Yürütülen soruşturma kapsamında Diyarbakır’da yapılan ev baskınlarında Mezopotamya Kadın Gazeteciler Derneği (MKG) Başkanı Roza Metina ve Ahmet Sümbül ile yönetmen Ardin Diren, Batman’da gazeteci Mehmet Üçar, Ankara'da Bilal Seçkin, Suzan Demir, İstanbul'da Bilge Aksu ve Erdoğan Alayumat gözaltına alındı. Gazeteci Gülcan Dereli’nin İstanbul’da kaldığı eve baskın yapıldı ancak Dereli evde olmadığı için gözaltına alınmadı. 

Bianet muhabiri Tuğçe Yılmaz'ın eski evine baskın düzenleyen polis, kendisini evde bulamayınca telefonla aradı ve ifade vermek üzere Emniyet'e çağırdı. Yılmaz, avukatı Deniz Yazgan Şenay ile birlikte Kadıköy İlçe Emniyet Müdürlüğüne gitti. Savcılık talimatıyla Yılmaz, Eskişehir’e gönderildi.

Gazetecilerin gözaltına alınmasına tepki gösteren Türkiye Gazeteciler Sendikası (TGS) Genel Sekreteri Banu Tuna, Dicle Fırat Gazeteciler Derneği (DFG) Eşbaşkanı Selman Çiçek ve Mezopotamya Kadın Gazeteciler Derneği (MKG) Yöneticisi Aysel Işık, Expression Interrupted'a konuştu.

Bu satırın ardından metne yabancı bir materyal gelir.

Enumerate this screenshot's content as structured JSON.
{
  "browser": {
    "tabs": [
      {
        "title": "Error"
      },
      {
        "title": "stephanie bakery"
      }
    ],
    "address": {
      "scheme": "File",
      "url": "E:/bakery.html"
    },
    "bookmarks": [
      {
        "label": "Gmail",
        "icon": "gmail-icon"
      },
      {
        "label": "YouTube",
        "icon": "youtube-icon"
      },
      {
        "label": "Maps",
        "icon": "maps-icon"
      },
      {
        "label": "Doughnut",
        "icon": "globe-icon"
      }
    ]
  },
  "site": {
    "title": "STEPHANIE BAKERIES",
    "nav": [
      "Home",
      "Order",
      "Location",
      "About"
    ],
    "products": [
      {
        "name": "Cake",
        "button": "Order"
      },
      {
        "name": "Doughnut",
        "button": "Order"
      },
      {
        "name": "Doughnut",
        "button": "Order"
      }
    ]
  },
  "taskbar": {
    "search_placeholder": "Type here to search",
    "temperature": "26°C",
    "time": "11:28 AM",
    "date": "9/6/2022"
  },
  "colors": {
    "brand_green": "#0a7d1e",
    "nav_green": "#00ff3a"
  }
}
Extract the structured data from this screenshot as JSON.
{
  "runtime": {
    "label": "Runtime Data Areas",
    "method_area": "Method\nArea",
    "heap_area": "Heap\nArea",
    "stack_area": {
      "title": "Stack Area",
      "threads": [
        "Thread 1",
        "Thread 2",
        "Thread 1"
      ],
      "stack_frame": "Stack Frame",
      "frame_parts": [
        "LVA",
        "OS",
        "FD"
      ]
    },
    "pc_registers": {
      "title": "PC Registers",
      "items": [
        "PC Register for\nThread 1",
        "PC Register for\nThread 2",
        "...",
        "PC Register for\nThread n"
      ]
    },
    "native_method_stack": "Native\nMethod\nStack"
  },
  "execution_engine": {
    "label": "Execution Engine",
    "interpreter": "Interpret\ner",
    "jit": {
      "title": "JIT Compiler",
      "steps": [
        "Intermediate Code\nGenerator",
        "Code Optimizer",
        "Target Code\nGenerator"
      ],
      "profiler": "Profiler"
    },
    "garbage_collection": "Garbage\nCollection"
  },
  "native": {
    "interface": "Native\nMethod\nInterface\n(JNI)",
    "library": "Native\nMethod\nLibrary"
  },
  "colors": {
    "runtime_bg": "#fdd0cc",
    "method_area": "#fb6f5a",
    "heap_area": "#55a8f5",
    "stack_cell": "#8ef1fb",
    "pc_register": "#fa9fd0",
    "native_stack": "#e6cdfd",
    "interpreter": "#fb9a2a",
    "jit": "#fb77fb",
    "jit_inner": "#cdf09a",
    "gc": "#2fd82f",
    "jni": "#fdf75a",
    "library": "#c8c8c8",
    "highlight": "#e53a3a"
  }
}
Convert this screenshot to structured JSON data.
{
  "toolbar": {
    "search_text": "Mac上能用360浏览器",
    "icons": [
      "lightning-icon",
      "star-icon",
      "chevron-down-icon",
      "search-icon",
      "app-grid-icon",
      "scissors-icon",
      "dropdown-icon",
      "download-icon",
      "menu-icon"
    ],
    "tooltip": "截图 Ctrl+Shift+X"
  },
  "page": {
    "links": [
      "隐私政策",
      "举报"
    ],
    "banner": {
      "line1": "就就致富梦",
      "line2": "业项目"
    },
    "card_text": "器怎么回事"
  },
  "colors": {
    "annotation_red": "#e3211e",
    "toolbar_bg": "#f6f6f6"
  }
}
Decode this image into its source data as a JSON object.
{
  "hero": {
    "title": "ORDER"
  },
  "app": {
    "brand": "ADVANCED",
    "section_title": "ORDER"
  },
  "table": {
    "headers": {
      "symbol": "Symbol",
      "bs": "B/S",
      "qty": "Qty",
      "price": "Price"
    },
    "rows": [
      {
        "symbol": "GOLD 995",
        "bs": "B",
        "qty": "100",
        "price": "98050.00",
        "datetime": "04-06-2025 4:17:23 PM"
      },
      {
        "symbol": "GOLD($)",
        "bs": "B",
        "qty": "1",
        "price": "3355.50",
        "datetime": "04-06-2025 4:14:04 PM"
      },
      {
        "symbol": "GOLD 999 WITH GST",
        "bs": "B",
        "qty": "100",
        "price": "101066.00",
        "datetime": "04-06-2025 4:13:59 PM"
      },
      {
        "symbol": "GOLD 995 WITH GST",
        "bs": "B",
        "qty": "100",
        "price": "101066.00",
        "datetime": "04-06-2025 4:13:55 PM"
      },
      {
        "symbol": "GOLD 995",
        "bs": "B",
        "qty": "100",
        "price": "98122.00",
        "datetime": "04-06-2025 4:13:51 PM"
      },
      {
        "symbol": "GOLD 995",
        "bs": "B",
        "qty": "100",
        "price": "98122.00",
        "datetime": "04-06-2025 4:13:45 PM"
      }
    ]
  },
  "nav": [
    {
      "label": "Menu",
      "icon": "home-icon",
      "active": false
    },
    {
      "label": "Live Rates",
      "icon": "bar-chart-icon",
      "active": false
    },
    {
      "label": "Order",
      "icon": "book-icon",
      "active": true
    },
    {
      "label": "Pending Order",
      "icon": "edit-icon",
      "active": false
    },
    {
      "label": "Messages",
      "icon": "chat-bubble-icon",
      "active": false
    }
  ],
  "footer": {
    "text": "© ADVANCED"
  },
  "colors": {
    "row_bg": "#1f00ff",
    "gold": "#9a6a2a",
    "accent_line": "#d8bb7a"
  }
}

Tuna’dan gizlilik kararına tepki

Banu Tuna şunları söyledi: “Dosyalar hakkındaki gerekli gereksiz alınan gizlilik kararları, daha pek çok uygulama gibi bu baskıcı dönemin hak alanını daraltmak için kullandığı yöntemlerden biri oldu. Davet üzerine gidip ifade verebilecek gazeteciler, sırf üzerlerinde bir şüphe atmosferi yaratmak için ev baskınlarıyla, sabaha karşı gözaltına alınıyor, dosyalar hakkında gizlilik kararları alınıyor. Avukatlarıyla görüşmeleri engelleniyor. Bu yöntem hem onları korkutmak, yıldırmak hem de kamuoyunda bir önyargı oluşturmak için kullanılıyor. Meslektaşlarımızın durumu ve neyle suçlandıkları hakkında derhal bilgi almak istiyoruz, bir an önce serbest bırakılmalılar” diye belirtti. 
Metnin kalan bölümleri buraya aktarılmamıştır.